Ayres’s (1930-2018) career was underway even before London had started to swing. Working three days a week at the AIA Gallery in 1951, she slowly began to accumulate stimulating examples of abstract art. Roger Hilton was connected with the gallery and Ayres later claimed that he was the first person ‘really’ to speak to her about painting. His gestural, painterly approach to abstraction, akin to that of Peter Lanyon and Terry Frost, was a formative early example to her. Belonging to the next generation as she did, however, progressive French and American art exercised a strong pull on her imagination. Temporarily rejecting the unwanted refinement conferred by brushes, she achieved her first distinctive visual idiom in the later 1950s with narrow vertical canvases of overlapping splashes.

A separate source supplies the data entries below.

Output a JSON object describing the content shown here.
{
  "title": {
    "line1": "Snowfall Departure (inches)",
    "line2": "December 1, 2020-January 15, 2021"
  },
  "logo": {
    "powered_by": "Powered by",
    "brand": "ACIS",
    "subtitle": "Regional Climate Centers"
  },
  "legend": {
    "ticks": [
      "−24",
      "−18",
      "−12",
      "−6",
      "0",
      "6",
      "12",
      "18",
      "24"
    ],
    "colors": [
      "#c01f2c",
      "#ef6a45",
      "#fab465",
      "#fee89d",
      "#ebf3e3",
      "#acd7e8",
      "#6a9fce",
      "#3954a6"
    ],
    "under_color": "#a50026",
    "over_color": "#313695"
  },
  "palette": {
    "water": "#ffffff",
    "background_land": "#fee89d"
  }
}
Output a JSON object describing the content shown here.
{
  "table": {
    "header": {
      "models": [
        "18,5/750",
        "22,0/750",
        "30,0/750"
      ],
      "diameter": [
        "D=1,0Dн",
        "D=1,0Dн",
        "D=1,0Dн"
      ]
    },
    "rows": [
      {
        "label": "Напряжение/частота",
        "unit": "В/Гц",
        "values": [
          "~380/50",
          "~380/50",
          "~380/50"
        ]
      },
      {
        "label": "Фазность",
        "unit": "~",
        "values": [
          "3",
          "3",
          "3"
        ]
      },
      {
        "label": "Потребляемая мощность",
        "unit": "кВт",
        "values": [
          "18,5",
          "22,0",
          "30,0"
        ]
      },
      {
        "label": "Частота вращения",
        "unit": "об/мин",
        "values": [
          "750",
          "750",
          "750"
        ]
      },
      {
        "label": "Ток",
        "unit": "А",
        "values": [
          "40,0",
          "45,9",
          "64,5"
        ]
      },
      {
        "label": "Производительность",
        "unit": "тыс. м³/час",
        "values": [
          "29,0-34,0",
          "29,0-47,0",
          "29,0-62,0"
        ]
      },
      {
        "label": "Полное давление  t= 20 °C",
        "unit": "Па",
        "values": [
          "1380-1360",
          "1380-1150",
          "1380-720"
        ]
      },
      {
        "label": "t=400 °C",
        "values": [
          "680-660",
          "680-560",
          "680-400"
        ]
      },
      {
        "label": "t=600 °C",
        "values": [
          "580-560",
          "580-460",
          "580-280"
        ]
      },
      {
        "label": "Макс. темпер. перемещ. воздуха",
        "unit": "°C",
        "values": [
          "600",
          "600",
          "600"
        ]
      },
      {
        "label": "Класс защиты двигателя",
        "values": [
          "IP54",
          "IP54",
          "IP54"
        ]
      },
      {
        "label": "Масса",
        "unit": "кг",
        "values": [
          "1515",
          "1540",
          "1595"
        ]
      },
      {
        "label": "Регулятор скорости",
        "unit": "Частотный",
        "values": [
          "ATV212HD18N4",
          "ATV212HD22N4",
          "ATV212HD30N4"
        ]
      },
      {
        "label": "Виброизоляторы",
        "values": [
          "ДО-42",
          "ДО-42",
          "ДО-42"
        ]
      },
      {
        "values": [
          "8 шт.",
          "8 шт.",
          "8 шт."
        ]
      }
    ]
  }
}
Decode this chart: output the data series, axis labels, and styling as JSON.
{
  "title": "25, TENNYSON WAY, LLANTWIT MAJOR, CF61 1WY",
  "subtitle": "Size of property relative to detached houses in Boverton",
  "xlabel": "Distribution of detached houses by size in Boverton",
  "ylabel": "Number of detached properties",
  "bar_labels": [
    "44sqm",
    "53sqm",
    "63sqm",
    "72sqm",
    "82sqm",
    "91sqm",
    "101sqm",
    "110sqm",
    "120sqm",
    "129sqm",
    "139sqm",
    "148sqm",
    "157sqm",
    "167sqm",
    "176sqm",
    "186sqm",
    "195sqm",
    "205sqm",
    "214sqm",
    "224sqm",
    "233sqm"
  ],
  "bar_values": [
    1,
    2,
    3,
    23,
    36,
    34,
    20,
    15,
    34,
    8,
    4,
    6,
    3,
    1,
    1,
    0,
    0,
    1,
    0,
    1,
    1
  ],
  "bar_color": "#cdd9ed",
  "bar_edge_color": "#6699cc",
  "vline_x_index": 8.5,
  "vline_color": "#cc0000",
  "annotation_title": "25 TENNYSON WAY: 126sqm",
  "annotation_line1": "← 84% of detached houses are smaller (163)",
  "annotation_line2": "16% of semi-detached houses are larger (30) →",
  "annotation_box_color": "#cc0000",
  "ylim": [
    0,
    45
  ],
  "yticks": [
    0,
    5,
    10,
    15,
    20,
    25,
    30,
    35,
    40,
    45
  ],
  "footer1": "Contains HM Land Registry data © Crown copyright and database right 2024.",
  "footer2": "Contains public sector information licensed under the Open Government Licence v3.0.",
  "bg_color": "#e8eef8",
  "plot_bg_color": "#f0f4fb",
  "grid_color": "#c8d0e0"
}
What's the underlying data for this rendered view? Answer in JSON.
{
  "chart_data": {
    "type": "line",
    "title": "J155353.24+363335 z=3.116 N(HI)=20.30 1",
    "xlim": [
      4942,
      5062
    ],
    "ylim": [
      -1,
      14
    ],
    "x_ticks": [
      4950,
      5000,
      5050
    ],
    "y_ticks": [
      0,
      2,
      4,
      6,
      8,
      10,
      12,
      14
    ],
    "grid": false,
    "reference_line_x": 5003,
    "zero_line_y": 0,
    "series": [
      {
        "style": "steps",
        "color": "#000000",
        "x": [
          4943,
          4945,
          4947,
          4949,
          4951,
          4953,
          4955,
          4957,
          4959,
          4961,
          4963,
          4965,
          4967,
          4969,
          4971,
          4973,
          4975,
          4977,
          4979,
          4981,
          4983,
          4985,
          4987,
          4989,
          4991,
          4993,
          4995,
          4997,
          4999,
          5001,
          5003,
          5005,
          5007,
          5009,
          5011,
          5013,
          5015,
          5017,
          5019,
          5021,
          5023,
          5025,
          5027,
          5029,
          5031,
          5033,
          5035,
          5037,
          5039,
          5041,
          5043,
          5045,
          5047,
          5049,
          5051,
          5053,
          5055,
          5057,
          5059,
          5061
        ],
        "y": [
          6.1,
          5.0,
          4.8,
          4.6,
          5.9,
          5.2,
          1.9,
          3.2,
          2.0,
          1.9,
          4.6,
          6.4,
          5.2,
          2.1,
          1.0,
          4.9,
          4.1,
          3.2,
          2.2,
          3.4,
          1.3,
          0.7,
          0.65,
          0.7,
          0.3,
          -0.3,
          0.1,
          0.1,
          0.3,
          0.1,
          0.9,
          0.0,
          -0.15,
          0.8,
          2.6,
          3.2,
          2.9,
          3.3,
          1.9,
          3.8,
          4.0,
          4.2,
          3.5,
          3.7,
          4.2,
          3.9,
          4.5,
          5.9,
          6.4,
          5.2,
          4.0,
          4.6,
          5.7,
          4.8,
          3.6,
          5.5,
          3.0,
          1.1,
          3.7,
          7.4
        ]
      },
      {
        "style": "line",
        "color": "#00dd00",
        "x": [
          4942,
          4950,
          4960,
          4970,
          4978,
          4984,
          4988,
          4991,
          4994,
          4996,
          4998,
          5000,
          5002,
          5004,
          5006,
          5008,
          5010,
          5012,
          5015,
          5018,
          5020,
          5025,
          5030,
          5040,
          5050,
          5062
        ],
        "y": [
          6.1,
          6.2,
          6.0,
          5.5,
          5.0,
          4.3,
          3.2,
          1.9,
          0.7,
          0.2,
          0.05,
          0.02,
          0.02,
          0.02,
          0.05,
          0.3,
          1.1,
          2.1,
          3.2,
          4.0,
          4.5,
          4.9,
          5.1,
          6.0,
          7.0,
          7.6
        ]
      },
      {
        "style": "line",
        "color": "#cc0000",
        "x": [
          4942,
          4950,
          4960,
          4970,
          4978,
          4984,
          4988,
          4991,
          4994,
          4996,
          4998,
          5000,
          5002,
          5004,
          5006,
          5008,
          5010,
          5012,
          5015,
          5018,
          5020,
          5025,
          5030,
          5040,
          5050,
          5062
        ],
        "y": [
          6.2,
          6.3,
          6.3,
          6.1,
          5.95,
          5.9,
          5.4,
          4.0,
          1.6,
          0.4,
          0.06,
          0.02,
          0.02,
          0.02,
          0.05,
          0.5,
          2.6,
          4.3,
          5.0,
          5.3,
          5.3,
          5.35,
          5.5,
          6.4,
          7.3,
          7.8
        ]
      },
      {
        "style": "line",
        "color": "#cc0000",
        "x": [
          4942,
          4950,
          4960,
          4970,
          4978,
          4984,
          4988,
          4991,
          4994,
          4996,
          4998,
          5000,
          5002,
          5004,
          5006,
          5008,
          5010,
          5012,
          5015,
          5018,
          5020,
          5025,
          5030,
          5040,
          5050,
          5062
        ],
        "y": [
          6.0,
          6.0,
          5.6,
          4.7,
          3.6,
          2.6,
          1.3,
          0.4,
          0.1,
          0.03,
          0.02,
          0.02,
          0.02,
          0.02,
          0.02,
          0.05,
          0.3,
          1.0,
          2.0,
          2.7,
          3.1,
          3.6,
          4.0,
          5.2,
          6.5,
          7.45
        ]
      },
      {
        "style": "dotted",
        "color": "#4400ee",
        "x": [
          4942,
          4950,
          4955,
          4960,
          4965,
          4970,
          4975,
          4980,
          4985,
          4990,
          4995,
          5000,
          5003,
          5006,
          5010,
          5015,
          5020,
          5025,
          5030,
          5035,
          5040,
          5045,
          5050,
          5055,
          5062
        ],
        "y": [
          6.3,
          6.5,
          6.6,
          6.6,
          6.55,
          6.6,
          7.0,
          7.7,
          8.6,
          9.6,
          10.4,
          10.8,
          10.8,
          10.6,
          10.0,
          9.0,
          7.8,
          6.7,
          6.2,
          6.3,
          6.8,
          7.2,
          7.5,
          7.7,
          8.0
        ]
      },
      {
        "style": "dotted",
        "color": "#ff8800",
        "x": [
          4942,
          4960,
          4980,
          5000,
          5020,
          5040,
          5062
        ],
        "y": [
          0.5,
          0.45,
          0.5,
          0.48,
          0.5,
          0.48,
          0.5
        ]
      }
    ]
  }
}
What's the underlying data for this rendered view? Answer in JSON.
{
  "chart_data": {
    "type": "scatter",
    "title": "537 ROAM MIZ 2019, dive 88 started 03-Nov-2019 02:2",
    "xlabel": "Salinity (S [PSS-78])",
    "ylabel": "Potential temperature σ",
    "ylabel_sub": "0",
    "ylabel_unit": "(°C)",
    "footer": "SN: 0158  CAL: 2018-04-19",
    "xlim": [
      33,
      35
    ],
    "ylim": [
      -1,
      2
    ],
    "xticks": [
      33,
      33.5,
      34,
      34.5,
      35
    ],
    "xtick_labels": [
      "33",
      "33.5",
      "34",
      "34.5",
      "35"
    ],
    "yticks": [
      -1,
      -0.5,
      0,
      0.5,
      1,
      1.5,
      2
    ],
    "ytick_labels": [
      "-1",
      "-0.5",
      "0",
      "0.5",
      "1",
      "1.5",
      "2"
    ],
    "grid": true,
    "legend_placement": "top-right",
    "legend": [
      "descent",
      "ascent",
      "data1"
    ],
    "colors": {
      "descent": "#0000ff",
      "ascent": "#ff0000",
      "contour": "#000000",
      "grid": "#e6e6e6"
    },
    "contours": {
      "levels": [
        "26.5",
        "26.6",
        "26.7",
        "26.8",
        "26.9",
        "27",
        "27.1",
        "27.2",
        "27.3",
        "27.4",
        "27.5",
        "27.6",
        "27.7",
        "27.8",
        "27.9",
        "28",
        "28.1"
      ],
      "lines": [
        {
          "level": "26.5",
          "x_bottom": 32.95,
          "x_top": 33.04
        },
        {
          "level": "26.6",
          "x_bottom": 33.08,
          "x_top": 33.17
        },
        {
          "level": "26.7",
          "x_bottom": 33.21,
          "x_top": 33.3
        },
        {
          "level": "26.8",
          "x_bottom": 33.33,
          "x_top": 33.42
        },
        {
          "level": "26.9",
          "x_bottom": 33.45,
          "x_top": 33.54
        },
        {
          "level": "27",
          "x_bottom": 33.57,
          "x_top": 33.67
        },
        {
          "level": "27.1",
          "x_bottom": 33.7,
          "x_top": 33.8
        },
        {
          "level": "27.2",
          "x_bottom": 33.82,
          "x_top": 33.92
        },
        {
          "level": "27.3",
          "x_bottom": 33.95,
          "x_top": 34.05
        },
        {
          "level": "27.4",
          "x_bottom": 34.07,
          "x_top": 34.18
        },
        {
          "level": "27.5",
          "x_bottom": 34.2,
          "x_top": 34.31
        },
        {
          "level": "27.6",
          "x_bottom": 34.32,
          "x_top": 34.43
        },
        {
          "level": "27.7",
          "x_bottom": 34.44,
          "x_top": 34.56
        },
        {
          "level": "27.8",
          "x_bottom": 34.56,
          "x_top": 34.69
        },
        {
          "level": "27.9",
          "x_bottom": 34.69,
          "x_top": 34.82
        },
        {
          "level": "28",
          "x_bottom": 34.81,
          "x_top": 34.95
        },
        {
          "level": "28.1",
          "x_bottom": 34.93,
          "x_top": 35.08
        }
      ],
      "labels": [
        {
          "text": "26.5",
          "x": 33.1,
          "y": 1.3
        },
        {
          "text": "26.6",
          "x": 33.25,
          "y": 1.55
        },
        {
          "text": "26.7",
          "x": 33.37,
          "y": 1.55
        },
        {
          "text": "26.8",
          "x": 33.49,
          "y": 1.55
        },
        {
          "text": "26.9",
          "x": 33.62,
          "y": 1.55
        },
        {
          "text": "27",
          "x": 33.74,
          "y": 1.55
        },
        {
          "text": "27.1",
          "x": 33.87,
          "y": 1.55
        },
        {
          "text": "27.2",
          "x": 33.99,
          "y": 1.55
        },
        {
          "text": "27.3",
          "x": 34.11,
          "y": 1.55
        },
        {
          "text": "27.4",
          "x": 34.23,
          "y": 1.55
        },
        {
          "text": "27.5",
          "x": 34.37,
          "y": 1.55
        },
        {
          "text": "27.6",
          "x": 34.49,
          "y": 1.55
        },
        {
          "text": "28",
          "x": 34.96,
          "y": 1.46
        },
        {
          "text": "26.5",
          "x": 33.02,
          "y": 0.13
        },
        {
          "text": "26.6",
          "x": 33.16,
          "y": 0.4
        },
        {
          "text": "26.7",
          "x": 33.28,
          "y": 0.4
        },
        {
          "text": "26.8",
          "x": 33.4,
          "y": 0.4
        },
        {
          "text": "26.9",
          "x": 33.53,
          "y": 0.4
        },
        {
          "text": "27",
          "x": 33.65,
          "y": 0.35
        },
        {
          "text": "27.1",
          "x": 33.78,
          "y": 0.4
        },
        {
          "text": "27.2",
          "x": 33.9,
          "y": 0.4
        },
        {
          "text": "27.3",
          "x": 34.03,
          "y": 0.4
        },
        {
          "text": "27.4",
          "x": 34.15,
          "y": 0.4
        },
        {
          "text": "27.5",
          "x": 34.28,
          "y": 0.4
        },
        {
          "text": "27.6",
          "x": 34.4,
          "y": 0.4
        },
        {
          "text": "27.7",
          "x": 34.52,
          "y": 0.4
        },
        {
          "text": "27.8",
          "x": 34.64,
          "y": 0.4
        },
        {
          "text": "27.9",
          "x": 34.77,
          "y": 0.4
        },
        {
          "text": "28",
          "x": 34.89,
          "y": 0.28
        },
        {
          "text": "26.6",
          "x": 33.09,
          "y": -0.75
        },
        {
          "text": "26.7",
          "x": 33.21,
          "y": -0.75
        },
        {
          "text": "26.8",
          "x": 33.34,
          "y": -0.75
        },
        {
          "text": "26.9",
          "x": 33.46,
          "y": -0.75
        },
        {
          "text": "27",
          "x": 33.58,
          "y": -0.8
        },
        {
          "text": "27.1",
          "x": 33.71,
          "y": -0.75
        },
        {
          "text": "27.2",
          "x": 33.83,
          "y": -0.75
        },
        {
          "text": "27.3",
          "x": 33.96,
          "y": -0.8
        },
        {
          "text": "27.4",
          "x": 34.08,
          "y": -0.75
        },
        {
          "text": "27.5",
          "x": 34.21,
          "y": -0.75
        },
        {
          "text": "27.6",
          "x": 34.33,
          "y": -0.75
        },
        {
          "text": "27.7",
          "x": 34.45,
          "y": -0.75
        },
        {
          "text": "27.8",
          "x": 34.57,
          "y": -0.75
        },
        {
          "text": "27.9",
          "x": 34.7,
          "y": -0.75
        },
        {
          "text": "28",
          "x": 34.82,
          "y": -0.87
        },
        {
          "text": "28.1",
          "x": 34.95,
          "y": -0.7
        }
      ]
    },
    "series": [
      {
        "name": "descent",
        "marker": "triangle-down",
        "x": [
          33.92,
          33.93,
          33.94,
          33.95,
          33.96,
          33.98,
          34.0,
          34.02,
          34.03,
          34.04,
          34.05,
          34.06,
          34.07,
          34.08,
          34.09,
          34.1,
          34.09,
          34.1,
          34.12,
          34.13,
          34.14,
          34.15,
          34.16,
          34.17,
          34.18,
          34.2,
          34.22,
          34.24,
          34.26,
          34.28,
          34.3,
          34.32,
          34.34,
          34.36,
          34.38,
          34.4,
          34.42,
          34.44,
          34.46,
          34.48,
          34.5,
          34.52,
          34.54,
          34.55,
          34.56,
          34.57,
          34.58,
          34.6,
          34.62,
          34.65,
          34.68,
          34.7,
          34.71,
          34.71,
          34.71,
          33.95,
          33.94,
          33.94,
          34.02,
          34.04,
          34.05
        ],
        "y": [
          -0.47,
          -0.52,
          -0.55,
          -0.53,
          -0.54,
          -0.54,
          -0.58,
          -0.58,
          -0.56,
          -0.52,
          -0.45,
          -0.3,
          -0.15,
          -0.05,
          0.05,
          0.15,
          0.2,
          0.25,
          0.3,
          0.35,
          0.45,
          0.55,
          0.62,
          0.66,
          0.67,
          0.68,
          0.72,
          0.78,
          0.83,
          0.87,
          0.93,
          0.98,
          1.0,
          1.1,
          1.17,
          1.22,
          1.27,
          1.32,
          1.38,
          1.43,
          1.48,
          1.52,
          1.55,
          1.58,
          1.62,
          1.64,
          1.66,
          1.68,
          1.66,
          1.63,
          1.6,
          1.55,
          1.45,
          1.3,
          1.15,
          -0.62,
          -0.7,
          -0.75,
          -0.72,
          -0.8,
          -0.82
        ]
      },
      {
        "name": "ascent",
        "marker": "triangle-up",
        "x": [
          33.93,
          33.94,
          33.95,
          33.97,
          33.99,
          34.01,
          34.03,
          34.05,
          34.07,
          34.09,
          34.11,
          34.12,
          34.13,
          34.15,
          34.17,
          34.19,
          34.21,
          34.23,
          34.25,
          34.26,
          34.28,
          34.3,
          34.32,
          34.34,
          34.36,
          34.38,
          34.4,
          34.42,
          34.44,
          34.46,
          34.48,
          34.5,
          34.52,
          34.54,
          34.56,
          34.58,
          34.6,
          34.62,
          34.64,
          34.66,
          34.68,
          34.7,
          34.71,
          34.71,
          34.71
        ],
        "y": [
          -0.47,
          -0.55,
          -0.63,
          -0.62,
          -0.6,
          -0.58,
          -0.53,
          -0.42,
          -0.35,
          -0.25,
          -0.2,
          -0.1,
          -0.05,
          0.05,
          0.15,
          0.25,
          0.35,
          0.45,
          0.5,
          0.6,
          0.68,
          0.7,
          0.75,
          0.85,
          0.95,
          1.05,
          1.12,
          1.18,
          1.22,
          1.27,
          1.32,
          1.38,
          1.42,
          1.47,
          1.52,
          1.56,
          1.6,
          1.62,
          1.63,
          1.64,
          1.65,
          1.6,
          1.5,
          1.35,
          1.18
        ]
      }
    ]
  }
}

These often colourful paintings were awarded inscrutable titles like Abstract, Tachiste Painting, and Distillation.
From Corsham, Ayres went on to teach at St Martin’s and Winchester. Not until 1981, a year after her fiftieth birthday, was she free to leave teaching and spend all of her days painting. Seizing the opportunity, she moved to Wales the same year and remained there until 1987. She then went to live in an obscure valley on the border between Devon and Cornwall, and remained there for the rest of her life. In one of her postmodern fairy stories, Ayres’s friend the novelist Angela Carter evoked a place of comparable magic and isolation.
The clearing was cluttered with dead leaves, some the colour of honey, some the colour of cinders, some the colour of earth. [...] The brown light of the end of the day drained into the moist, heavy earth; all silent, all still and the cool smell of night coming. The first drops of rain fell. In the wood, no shelter but his cottage.
The secluded settings in Wales and Cornwall were not incidental to Ayres’s work. Speaking to Mel Gooding in 2000 about an unintended response to landscape, she said ‘I don’t know how these things enter my work… they can put you on a high perhaps. […] I don’t mind if things get into me.’ Though she was reticent to explain how her surroundings affected her paintings, a loose connection evidently existed between the two. In other respects, her rural home in Cornwall certainly had more practical implications. Living at the end of a steep track shrouded by dense woodland, her paintings had to be carried by hand to the main road ahead of her London exhibitions, since the couriers’ lorry was often too large to attempt the drive.